Land and sea
It’s funny that Genoa is most famous, gastronomically, for the salami that carries its name—a salami that bears little resemblance to the lard-speckled salame genovese di Sant’Olcese some historians believe is the progenitor of the Genoa salami. The Americanized version, named after the port from which many Italian imports were historically shipped, is generic Italian salami, heavy on the garlic and pork. It says nothing about the cuisine of Genoa, most of which comes from the ocean.
On a stormy night at the restaurant La Casa dei Capitani, waves crashed onto the rocks below the window. At that restaurant, as well as many others, I ordered the pesce alla Ligure, or Ligurian-style fish. It comes dressed in a tomato-based sauce that includes olives, capers, pine nuts, lemon juice and white wine—some of the finest ingredients in Liguria.
Each time I ordered pesce alla Ligure, it was different. Though each version was inevitably delicious, I had a recurring complaint: The sauce was always laid down a little too thinly, as if the chefs were hesitant to adulterate the clean flavors of the fresh fish.
My posse and I hunkered down in a rented stone cottage for a few days amid the terraced vineyards above the town of Riomaggiore. One morning I went to the local market in La Spezia, where for about half the price of a restaurant meal, I bought enough produce and fish to feed four people for three days. My restaurant research had prepared me for this shopping trip, giving me ideas on how I like my Ligurian sauce and which of the local fishes I prefer. My favorite was a type of sea bass called branzino. Its firm white flesh, slightly marbled with ribbons of dark meat, reminds me of a cross between cod and bluefish.
Our landlords left us six unlabeled bottles of white wine, made of local grapes and processed at a community winery. I’m not usually a white wine fan, but I’ve never tasted white like this: uncomplex and clear, with a hint of fruit, just enough sweetness, and a faint dry edge. The cottage came equipped with an outdoor grill and a stack of dry olive branches. I built a fire and let the olive wood burn down to coals as the branzino marinated in coarse sea salt, black pepper and lemon juice.

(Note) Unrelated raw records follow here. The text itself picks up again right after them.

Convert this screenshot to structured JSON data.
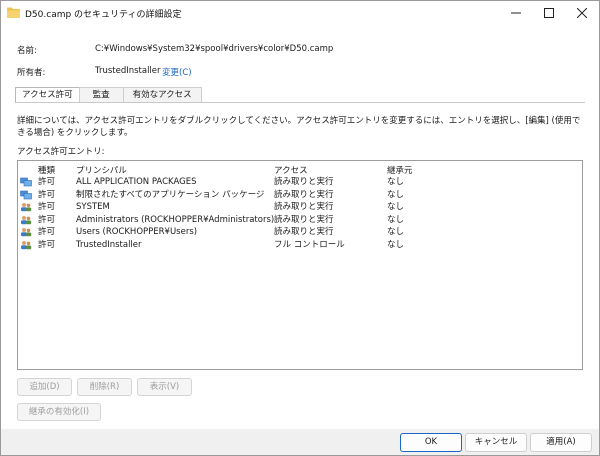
{
  "window": {
    "title": "D50.camp のセキュリティの詳細設定",
    "minimize_icon": "minimize-icon",
    "maximize_icon": "maximize-icon",
    "close_icon": "close-icon"
  },
  "info": {
    "name_label": "名前:",
    "name_value": "C:¥Windows¥System32¥spool¥drivers¥color¥D50.camp",
    "owner_label": "所有者:",
    "owner_value": "TrustedInstaller",
    "owner_change_link": "変更(C)"
  },
  "tabs": [
    {
      "label": "アクセス許可",
      "active": true
    },
    {
      "label": "監査",
      "active": false
    },
    {
      "label": "有効なアクセス",
      "active": false
    }
  ],
  "description": "詳細については、アクセス許可エントリをダブルクリックしてください。アクセス許可エントリを変更するには、エントリを選択し、[編集] (使用できる場合) をクリックします。",
  "entries_label": "アクセス許可エントリ:",
  "table": {
    "headers": {
      "type": "種類",
      "principal": "プリンシパル",
      "access": "アクセス",
      "inherited": "継承元"
    },
    "rows": [
      {
        "icon": "group-icon",
        "type": "許可",
        "principal": "ALL APPLICATION PACKAGES",
        "access": "読み取りと実行",
        "inherited": "なし"
      },
      {
        "icon": "group-icon",
        "type": "許可",
        "principal": "制限されたすべてのアプリケーション パッケージ",
        "access": "読み取りと実行",
        "inherited": "なし"
      },
      {
        "icon": "users-icon",
        "type": "許可",
        "principal": "SYSTEM",
        "access": "読み取りと実行",
        "inherited": "なし"
      },
      {
        "icon": "users-icon",
        "type": "許可",
        "principal": "Administrators (ROCKHOPPER¥Administrators)",
        "access": "読み取りと実行",
        "inherited": "なし"
      },
      {
        "icon": "users-icon",
        "type": "許可",
        "principal": "Users (ROCKHOPPER¥Users)",
        "access": "読み取りと実行",
        "inherited": "なし"
      },
      {
        "icon": "users-icon",
        "type": "許可",
        "principal": "TrustedInstaller",
        "access": "フル コントロール",
        "inherited": "なし"
      }
    ]
  },
  "actions": {
    "add": "追加(D)",
    "remove": "削除(R)",
    "view": "表示(V)",
    "inheritance": "継承の有効化(I)"
  },
  "footer": {
    "ok": "OK",
    "cancel": "キャンセル",
    "apply": "適用(A)"
  },
  "colors": {
    "accent": "#1a66c7",
    "folder": "#f2c14e"
  }
}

The wood took a while to burn down to coals, which gave me time to prepare my sauce. I started with a quarter-cup of pine nuts in a dry pan over heat, shaking and heating until they browned. Then I removed the pine nuts and added olive oil and minced garlic, followed closely by a chopped onion. When the onion turned translucent, I added a pound of plump cherry tomatoes, cut in halves. Then I added the toasted pine nuts, a tablespoon of crushed red pepper flakes, chopped fresh sage and parsley, a lemon’s worth of juice, a quarter-cup of capers and a half-cup of olives, all from the farmers’ market. The olives were small and brown, Nicoise-style, with pits. When the sauce cooked down, I added a cup of that local white wine, seasoned with salt and pepper, and then let it slowly reduce to the consistency of a watery ratatouille, stirring occasionally.
When all the wood had burned into bright coals, I raked them into an even pile about three inches below the grill. Then I brushed the grill with olive oil and lay on the fish. Inside, my companions prepared a leafy salad of endive, escarole, radicchio and a variety of soft lettuces. Fresh gnocchi, boiled until it floated, was tossed with minced garlic and pesto. Mussels were simmered in a broth with wine, tomatoes, lemon, garlic and parsley.
Outside, the smell of cooking fish mingling with the smell of olive smoke had become irresistible, and when I turned the fish I tasted the bits of skin and flesh that stuck to the grill. It was so perfect I didn’t want to adulterate it with my Ligurian sauce—an ironic impulse, given my earlier criticism of Ligurian chefs for doing just that. When the fish were done I arranged them on a platter and drenched them in sauce.
The branzino effortlessly held onto its identity beneath the Ligurian sauce. Together, they were a distillation of that corner of the Mediterranean basin, both land and sea.